U.S. House Committee on Veterans’ Affairs Passes Bill Titus Co-Sponsored to Reinstate Interment Eligibility for Women Airforce Service Pilots at Arlington National Cemetery

Feb 25, 2016
Press Release

February 25, 2016
Contact: Kyle Roerink
Phone: (202) 657-3219


Washington D.C. – Today Rep. Dina Titus of Nevada’s First Congressional District and her colleagues in the U.S. House Committee on Veterans’ Affairs unanimously approved H.R. 4336, which will reinstate interment eligibility at Arlington National Cemetery for the World War Two-era Women Airforce Service Pilots (WASPs). Rep. Titus co-sponsored the legislation.  

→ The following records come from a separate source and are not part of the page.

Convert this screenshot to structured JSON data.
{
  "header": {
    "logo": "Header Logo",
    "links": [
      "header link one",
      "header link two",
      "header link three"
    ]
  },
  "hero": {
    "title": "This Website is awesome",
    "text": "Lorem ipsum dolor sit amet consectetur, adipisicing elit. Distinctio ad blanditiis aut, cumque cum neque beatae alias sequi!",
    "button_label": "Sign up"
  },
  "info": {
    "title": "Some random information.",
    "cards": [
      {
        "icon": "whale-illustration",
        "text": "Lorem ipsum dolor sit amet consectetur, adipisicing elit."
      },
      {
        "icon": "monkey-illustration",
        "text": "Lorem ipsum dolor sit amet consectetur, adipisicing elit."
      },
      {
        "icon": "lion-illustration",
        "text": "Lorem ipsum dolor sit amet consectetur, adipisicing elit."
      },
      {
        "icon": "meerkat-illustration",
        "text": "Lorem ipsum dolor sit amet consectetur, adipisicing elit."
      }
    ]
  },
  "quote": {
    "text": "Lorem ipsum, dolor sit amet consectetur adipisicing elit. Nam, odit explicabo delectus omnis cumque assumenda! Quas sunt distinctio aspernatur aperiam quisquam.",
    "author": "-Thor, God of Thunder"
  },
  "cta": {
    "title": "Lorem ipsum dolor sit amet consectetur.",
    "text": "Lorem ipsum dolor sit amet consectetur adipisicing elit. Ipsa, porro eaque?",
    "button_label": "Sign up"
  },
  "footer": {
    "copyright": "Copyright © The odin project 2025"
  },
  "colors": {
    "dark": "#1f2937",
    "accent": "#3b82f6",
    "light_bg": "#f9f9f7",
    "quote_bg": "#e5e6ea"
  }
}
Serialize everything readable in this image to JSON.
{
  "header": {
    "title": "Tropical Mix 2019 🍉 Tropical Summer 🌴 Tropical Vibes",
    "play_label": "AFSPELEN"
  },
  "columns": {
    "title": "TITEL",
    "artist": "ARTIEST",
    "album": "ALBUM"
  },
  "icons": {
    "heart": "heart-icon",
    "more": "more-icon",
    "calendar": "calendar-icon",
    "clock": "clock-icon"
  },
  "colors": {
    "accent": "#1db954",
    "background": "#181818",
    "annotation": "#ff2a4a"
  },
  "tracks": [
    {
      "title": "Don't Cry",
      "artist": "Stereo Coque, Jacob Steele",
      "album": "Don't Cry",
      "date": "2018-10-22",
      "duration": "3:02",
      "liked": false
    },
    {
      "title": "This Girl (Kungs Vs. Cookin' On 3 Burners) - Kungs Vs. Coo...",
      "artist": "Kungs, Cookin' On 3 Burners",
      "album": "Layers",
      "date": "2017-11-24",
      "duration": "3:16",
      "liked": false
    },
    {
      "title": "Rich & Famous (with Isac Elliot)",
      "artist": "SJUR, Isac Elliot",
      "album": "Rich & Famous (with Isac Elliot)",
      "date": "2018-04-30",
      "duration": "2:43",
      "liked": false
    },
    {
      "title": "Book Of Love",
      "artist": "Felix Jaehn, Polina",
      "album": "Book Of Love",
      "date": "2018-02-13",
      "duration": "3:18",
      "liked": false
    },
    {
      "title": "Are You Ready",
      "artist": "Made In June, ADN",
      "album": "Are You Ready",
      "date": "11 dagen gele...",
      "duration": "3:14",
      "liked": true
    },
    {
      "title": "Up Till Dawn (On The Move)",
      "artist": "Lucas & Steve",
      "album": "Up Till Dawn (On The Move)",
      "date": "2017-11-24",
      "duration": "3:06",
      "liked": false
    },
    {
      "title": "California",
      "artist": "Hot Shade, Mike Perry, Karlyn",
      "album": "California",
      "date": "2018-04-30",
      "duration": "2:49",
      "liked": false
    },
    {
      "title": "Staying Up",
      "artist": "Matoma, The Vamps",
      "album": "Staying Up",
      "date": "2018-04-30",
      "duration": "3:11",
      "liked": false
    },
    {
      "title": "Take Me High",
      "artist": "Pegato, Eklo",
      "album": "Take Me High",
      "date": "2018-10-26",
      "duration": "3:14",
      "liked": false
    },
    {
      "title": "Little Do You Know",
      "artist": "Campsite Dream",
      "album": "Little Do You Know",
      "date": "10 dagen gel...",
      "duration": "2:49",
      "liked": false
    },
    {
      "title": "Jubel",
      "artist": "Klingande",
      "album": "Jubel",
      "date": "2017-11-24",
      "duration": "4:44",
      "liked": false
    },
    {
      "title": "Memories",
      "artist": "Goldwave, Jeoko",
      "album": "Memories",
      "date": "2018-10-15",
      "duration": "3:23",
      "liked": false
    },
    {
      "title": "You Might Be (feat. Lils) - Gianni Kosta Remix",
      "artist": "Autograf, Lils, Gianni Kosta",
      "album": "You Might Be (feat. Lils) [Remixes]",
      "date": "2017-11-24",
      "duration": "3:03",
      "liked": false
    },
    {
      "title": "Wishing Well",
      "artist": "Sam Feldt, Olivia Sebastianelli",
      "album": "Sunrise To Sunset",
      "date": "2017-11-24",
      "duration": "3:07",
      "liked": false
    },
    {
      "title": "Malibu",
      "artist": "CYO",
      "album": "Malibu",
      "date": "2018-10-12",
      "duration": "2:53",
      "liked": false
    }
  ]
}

In 2002, an Army policy change allowed WASPs to be interred in the Arlington National Cemetery.  In 2009, WASPs were awarded the Congressional Gold Medal for flying military missions in World War Two.  Then, in 2015, the Army rescinded WASP eligibility for interment at Arlington National Cemetery, citing an error in originally granting eligibility. This legislation would allow the WASPs to once again be interred at the cemetery.

“These brave pilots risked their lives, defended our country, and broke barriers when they were called to serve at the height of World War Two,” Rep. Titus said. “Some lost their lives. All played an equally valuable role alongside their male counterparts in the wartime effort. Yet WASPs did not receive military benefits after the war and now are unable to be buried at Arlington National Cemetery. While the government has taken some steps toward giving the WASPs proper recognition and veterans benefits, decades later these heroic Americans are still being treated as second class citizens. I am pleased my colleagues on the committee supported this legislation and look forward to it passing the full U.S. House.”

  • Women Airforce Service Pilots (WASPs) flew military missions in World War Two.


  • WASPs logged over 60 million miles in more than 12,000 aircraft, and 38 WASPs died serving their country.


  • The Army allowed WASPs to be interred at Arlington National Cemetery between 2002 and 2009.


  • A Department of the Army policy from 2015 prohibits WASPs burial at Arlington National Cemetery. There are about 115 WASPs still alive.